Hold on to your broomstick as we ride through this spine-chilling side of the past.

Special guests:

This episode was produced by Kirk McDaniel. Intro music by The Dead Pens.

Editorial staff is Bill Dotinga, Sean Duffy and Jamie Ross.

Macbeth Clip: By the pricking of my thumbs, something wicked this way comes.

Wizard of Oz clip: You cursed rat, look what you’ve done. I’m melting, melting.

Monty Python and the Holy Grail clip: I’m not a witch, I’m not a witch. But you are dressed as one. They dressed me up like this. And this isn’t my nose, it’s a false one. Well? Well, we did do the nose. The nose?

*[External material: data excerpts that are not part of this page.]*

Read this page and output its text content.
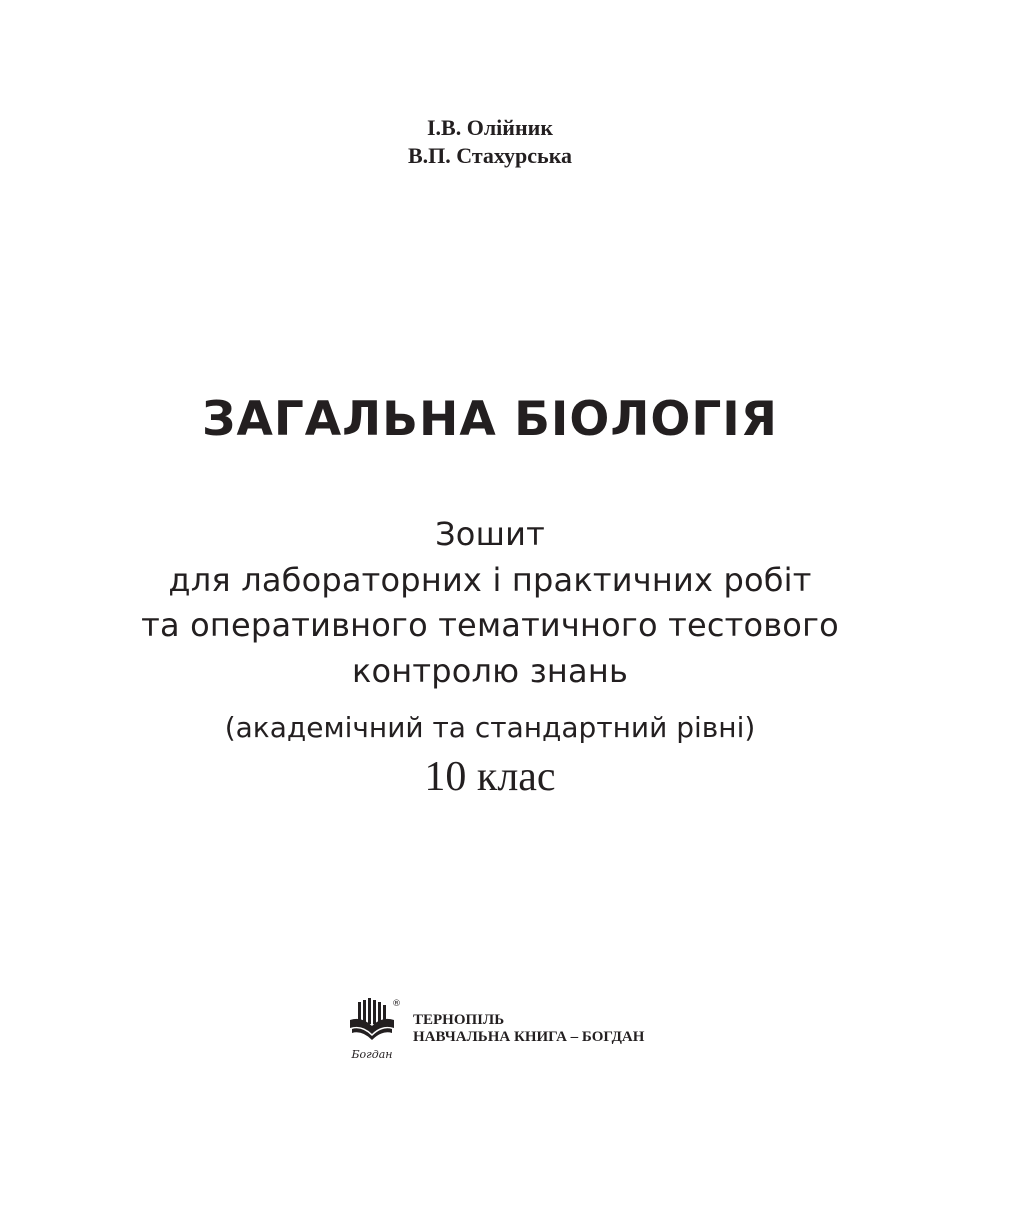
І.В. Олійник
В.П. Стахурська
ЗАГАЛЬНА БІОЛОГІЯ
Зошит
для лабораторних і практичних робіт
та оперативного тематичного тестового
контролю знань
(академічний та стандартний рівні)
10 клас
Богдан
®
ТЕРНОПІЛЬ
НАВЧАЛЬНА КНИГА – БОГДАН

And the hat, but she’s a witch.

(Intro music)

Amanda Pampuro: Welcome to a very special, very spoooooky episode of Sidebar. I’m your host, Amanda Pampuro.

Hillel Aron: And I’m Hillel Aron.

AP: Today we’re talking about witches!

HA: Right, and because we are Courthouse News, we’ll be focusing on witch trials.

AP: Spooooky.

HA: Very. Now Amanda, what do you know about witch trials?

AP: You know, my great-grandmother was actually from Danvers, Massachusetts.

HA: Which was formally known as Salem Village.

AP: Right. But other than that, I don’t really know that much.

HA: Well, most people think of witch trials as these primitive exercises that were just about superstition and burning people alive, throwing witches in a river and seeing if they float, and nothing like that could ever happen today. But actually, witch trials were actual trials. There were grand juries, articles of indictment, evidence presented, there were even juries in some cases. You might even say that, by the standard of the day, they were fair trials — with the obvious caveat that witches are not real, and no one ever should have been accused of being one, much less tried and executed.

AP: Pretty big caveat.

HA: Yeah, it definitely is, but you have to put yourself in the mindset of people that lived back then. This is a time when the Bible is taken literally. It’s a time when wars are being fought over religion between Catholics and Protestants. It’s the era of the Spanish Inquisition. And witchcraft is seen as a similar crime to heresy. Which is to say, it’s partially a crime of believing the wrong thing, and it’s taken very, very seriously. Let’s hear from Stacy Schiff — she’s a Pulitzer Prize-winning historian, who wrote an incredible book about the Salem witch trials, called “The Witches: Salem, 1692.”

Stacy Schiff: The Bible commands, “Thou shalt not suffer a witch to live.” And the logic went, why would the Bible specifically warn against witches if they did not exist? The witch was accepted as an article of faith, really, she goes part and parcel with one's faith, and she is essentially, or he is, but primarily she is, someone who's in communion with, and a confederate of, the devil. And she does his bidding. And her ultimate quarry is the human soul. She may perform all of these strange household deeds but really
what she's after is a sort of corruption of the soul. She's trying to steal those souls away from the church.

HA: So, when colonists in New England wrote their first legal code in 1641, the first capital crime, the first crime that you can be put to death for, do you know what it was?

AP: Not murder?

HA: It was not murder.

AP: Witchcraft!

HA: Well, no, the first was idolatry, worshiping an idol. But witchcraft was number two. And they wrote: “If any man or woman be a witch, that is, has or consults with a familiar spirit, they shall be put to death.” In case you were wondering, blasphemy was number three. Then murder, then poisoning, then bestiality. So, that’s an indication of their priorities.

AP: And when was the first witch trial?

HA: I spoke to another historian named Marion Gibson. She has a new book out called “Witchcraft: A History in Thirteen Trials.” She said although we don’t know when the first witch trial was, they became much more common in the late Middle Ages.

Marion Gibson: So, there were witch trials before, we know there were witch trials in Anglo-Saxon England, because we've got descriptions of one or two of them. We know there were early medieval trials. But it's really in the 1480s that things start to come together under the heading of demonology.

AP: Demonology?

HA: Yeah. Demonology, sort of the intellectual underpinning of witch hunts.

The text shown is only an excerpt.